I like your time allocation, but I'm on the record as having been disappointed in Marseilles. I made the mistake of staying near the main RR station, which isn't a particularly attractive area. I did enjoy my walks around the port.
I think you'll be able to find a very reasonably priced hotel room in Nice during your time period. I had a long talk with the manager of the budget hotel I stayed in, during which he explained how hard it was to provide the quality experience his French clientele expected (they apparently insist on very nice towels) while still keeping his rates down. I gathered that occupancy levels may not be super-high outside of mid-summer and periods when there's a major event on the Riviera like the Monte Carlo Grand Prix, so rates can be quite soft.
I suggest looking at the website of the Fondation Maeght in St.-Paul-de-Vence to see whether it would appeal to you. I loved it, but art is a matter of taste. As much as the mobs of tourists in SPdV bugged me, I can't recommend skipping the place since you'll have a car at your disposal. It really is a beautiful town; it's just that every building seems to house a tourist shop or restaurant (rather like Taormina).
I really liked the Naïve Art Museum and Asian Art Museum in Nice. Both are out toward the airport but not particularly close together; I took buses on separate days (and got majorly hung up in traffic as I headed back into town on one of those days). I was told the garden near the Asian Art Museum is nice but didn't see it myself.

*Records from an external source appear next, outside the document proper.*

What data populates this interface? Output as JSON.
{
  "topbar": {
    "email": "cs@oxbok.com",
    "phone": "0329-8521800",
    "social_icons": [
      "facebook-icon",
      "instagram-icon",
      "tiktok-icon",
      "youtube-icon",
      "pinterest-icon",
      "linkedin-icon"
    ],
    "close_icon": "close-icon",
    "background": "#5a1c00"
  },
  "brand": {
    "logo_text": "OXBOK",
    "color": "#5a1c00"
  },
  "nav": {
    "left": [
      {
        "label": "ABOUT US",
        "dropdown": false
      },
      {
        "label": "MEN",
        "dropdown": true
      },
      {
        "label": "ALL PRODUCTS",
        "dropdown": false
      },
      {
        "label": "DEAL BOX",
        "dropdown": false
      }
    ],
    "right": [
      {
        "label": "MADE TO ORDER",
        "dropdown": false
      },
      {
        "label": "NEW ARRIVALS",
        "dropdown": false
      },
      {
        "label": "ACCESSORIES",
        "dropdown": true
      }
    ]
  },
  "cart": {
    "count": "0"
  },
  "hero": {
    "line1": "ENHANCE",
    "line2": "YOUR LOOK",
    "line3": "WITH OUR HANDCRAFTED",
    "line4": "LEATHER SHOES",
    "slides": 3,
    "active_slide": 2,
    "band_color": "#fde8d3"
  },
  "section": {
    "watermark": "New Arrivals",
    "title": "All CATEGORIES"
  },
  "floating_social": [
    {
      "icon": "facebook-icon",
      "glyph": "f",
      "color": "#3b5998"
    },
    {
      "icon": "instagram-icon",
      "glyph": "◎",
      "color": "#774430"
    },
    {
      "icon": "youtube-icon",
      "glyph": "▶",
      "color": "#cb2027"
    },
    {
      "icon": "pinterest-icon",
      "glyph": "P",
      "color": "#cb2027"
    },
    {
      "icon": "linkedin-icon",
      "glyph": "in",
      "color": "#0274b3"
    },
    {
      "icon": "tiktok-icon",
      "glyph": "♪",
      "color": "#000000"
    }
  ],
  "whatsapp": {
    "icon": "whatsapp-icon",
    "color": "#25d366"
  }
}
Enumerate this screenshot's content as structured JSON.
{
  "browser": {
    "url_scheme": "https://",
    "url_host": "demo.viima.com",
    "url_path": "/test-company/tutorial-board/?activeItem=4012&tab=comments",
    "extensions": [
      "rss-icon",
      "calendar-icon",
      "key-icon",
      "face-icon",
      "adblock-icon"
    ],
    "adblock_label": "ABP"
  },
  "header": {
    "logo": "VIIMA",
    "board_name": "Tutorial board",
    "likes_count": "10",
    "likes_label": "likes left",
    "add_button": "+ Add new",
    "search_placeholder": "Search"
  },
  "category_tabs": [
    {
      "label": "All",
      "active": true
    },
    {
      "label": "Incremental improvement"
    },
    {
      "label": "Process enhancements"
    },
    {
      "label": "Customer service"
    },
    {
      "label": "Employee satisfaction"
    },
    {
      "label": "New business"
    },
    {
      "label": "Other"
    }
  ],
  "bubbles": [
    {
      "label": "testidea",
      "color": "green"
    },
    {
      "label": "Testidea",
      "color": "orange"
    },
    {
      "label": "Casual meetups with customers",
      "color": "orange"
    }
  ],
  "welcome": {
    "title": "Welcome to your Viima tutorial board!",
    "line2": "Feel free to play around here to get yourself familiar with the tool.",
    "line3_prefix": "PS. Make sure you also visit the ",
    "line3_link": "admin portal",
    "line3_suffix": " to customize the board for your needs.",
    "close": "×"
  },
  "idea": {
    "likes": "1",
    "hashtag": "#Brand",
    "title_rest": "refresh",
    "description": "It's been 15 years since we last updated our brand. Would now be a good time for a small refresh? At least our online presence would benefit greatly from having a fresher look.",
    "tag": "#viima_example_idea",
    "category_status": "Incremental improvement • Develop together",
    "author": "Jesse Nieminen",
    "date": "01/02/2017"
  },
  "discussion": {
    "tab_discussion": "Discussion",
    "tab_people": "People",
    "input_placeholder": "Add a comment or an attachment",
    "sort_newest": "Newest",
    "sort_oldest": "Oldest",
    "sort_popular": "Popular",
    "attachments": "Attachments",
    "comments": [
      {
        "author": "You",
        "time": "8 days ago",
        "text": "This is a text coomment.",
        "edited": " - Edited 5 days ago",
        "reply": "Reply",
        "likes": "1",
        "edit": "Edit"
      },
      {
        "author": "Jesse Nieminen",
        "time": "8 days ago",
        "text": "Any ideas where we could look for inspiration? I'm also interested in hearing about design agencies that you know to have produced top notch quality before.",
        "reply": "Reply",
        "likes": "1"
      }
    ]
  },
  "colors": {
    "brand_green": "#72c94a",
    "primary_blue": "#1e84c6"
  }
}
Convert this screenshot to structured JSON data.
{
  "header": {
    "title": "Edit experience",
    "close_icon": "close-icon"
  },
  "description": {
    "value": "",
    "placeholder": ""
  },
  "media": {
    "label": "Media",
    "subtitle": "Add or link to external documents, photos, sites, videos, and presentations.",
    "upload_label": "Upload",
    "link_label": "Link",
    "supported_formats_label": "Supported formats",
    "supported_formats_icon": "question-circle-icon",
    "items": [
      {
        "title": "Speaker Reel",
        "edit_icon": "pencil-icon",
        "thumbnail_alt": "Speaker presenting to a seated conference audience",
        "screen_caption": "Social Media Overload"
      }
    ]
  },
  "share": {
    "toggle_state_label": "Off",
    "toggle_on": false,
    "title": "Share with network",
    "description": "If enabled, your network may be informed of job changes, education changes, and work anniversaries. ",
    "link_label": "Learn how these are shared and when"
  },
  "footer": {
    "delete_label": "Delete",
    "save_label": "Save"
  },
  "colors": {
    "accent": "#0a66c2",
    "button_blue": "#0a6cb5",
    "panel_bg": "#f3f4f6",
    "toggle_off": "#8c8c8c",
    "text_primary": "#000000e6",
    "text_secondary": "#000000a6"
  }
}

I'll give you the same warning I've given others heading to that part of France during the off-season: Check the websites of places you want to visit, because some of the smaller ones may not be open as many days a week as you would expect. You may encounter some 4-day weeks, or possibly even 3-day weeks.
I would use the train along the coast and just drive the middle and upper corniches (or rather, I wouldn't drive any of them, but I know you often drive in Europe). You'll probably save time with a car for any trip into the hills.
Try to find time for the relatively non-touristy Vence and Tourrettes-sur-Loup. I think TsL is very difficult if not impossible to manage without a car. In those two towns you'll be able to get photographs without other tourists in them, which I suspect will be impossible in most other Riviera towns, even in March.
If you have a particular interest in Picasso, you might like to fit in Vallauris, where he did much of his ceramic work. Vallauris is between Antibes and Cannes and doesn't get hordes of tourists. However, it's not a particularly striking town, architecturally. I also went to Biot, which is known for glass. There's a small glass museum there, and on the edge of town there's the Leger Museum, which I didn't have time for. Biot is atmospheric but won't make you forget Vence or St-Paul-de-Vence.
The tourist office on the plaza in front of the Nice Ville RR station was extremely helpful to me. It had brochures on some of the nearby peninsulas that I planned to walk around (Cap Ferrat, etc.). Don't pay too much attention to guide book references to the fancy houses along the coast. In my experience, they're nearly all behind high walls. Your best chance to see them is to look down on them from above.
There are weekly markets all over the place; I assume they operate in March. I never found an easy-to-use comprehensive list, so in the end I did a lot of Googling.
If you like gardens, I thought the best were the two in Menton and the one at the Villa Ephrussi de Rothschild. I didn't go to Monaco, though.